During conservative US governments, the authors report, aid to promote family planning (such as the use of condoms) and sex education to limit the spread of AIDS is typically defunded. For example, during the administration of George W. Bush, the focus of aid programs was “abstinence only,” which was irrelevant to the young people it targeted. Teenagers had sex anyway, and the incidence of AIDS and unwanted pregnancies increased. Lack of funding also leaves developing countries without the resources for widespread testing for AIDS and other sexually transmitted diseases. American Jane Roberts was so outraged by this intransigence that she organized a fundraising effort called 34 Million Friends that, in cooperation with the United Nations, opened clinics to provide safe abortions to women in West Africa.

Kristof and WuDunn acknowledge that the Catholic Church and many Evangelical churches fund health clinics in Asia and Africa and that many of these clinics treat pregnant women and women experiencing difficult childbirth. They suggest that if these religious groups could find common ground with more secular liberal donors, real progress might be made in improving the life chances of pregnant women throughout the developing world. 

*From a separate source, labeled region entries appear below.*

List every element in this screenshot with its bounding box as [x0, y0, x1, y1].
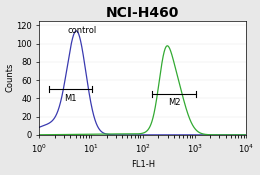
Text: control: control [68, 26, 97, 35]
Title: NCI-H460: NCI-H460 [106, 6, 180, 20]
Text: M2: M2 [168, 98, 180, 107]
Y-axis label: Counts: Counts [5, 63, 15, 92]
X-axis label: FL1-H: FL1-H [131, 160, 155, 169]
Text: M1: M1 [64, 94, 77, 103]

Analysis: Maternal Mortality—One Woman a Minute, Why Do Women Die in Childbirth?, Family Planning and the “God Gulf”: Chapters 6-8

Barriers to gender equality are central to these chapters. One of the primary barriers to gender equality is the devaluing of women, especially in societies where religious views or local customs treat women as not worth saving. Yet Kristof and WuDunn show that it’s not just these women’s families and local communities who ignore them; it’s also governments who think it a waste of money to provide potentially lifesaving reproductive health care. Another important barrier to gender equality in health care is the lack of doctors and nurses in developing countries, especially in rural areas. The few doctors who remain in their home nation also lack many of the basic supplies needed to provide adequate health care to women suffering problems during childbirth. Too often, medical supplies must be imported, and some governments fail to or cannot afford to purchase essential medical equipment.

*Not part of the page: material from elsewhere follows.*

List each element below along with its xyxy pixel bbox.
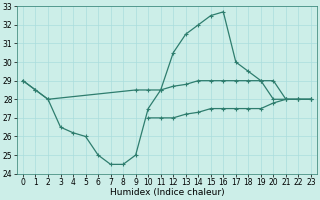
X-axis label: Humidex (Indice chaleur): Humidex (Indice chaleur): [110, 188, 224, 197]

Kristof and WuDunn explain that discord in developed countries such as the United States creates another barrier to gender equality in the developing world. The ongoing conflict between pro-life conservatives and pro-choice liberals in America often produces a stalemate that prevents any relevant action from being taken to fund women’s health care in developing nations. When aid is funded for women in poor countries, it’s too often limited or targeted to unrealistic goals, such as “abstinence only” sex education. Conservative policies, the authors argue, also deny women (and men) desperately needed forms of contraception that prevent pregnancy and sexually transmitted diseases. Kristof and WuDunn consider the lack of contraception to be a significant cause of gender inequality because women in developing countries are often powerless to refuse to have sex with a man who demands it.

Class prejudice is another form of oppression that prevents uneducated and impoverished peasant women from getting the help they need. Governments may build hospitals in their nation’s capital city but ignore the health needs of poor rural women. In Chapter 7, Kristof and WuDunn suggest that classist attitudes are the basis of Dr. Pascal Pipi’s open contempt for the poor peasant women who come to him for treatment. They also point out that Western media and international organizations inadvertently perpetuate this problem when they focus their reporting or their aid on large cities, neglecting the greater need in rural areas. Their blindness to the needs of peasant women leaves these women oppressed because they lack advocacy.

In showing how Westerners can meaningfully improve health care for women in poor nations, Kristof and WuDunn point to examples that empower the women themselves. They describe many women’s clinics and hospitals that also provide basic education and job skills training, which promotes independence and raises self-esteem. Western-backed programs that train women as health care professionals are having an especially positive effect on women’s lives, particularly in rural areas.